Pour comprendre la nature profonde de cette nouvelle configuration postindustrielle mondiale, il faut rappeler que la division de la connaissance productive n’est plus aussi homothétiquement recouverte par la division du travail que par le passé, en raison de l’importance croissante de la connaissance en amont et en aval des processus productifs et, surtout, de sa nature idiosyncratique, pratique et relationnelle. La division et la coordination de la connaissance, qui ne répondent plus à un découpage bien défini et prescrit des opérations sur la base d’une logique transactionnelle, deviennent les principaux enjeux de compétitivité et de croissance pour les firmes, les territoires comme pour les nations et sont de plus en plus situées dans des « systèmes d’innovation » imbriqués dans des réseaux globalisés et glocalisés à la fois et marqués par l’historicité et la mémoire collective.
Les firmes multinationales, principaux acteurs des nouvelles dynamiques cognitives mondiales, cherchent désormais à déployer des stratégies de localisation, de délocalisation ou de relocalisation qui soient contingentes au potentiel en compétences spécifiques des territoires, amenant ainsi une polarisation à un niveau mondial des activités économiques cognitives (Mouhoud, 2003) : d’une part des activités productives situées en milieu de la chaîne de valeur et, d’autre part, des activités plus en amont ou en aval et fortement dotées en valeur ajoutée (suivant le modèle de la « courbe du sourire » de Shih (1996)).
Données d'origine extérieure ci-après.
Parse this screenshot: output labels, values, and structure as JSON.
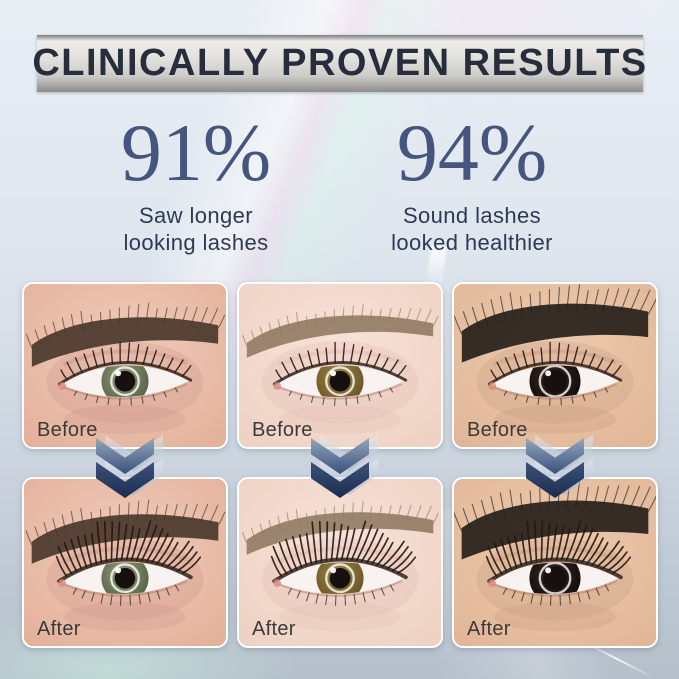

En plus d’être fondée sur cette dichotomie entre activités productives linéaires et non-linéaires, la logique cognitive sous-jacente est en plus profondément asymétrique et a tendance à accentuer les fossés cognitifs entre donateurs et récepteurs des connaissances.
Pour certaines régions du monde, situées plus au nord, les dynamiques cognitives en place correspondent à une évolution naturelle s’inscrivant dans leur sentier historique d'accumulation et d’évolution. Leurs structures économiques s’approprient foncièrement les nouvelles sources de création de valeur et leurs structures sociales inventent de nouvelles formes d’échange et du vivre en commun. Il s’agit d’une mutation cumulative des économies et des sociétés que la majorité des pays du Sud n’arrivent pas à amorcer, exception faite d’une poignée de pays émergents, eux-mêmes imparfaitement prédisposés à l’avènement de cette vague de l’intangible mais qui arrivent néanmoins à s’atteler à sa dynamique d’ensemble, ou du moins à certaines de ses composantes moins dotées en valeur, à coups de réformes structurelles profondes et de capitalisation des fruits des excédents commerciaux.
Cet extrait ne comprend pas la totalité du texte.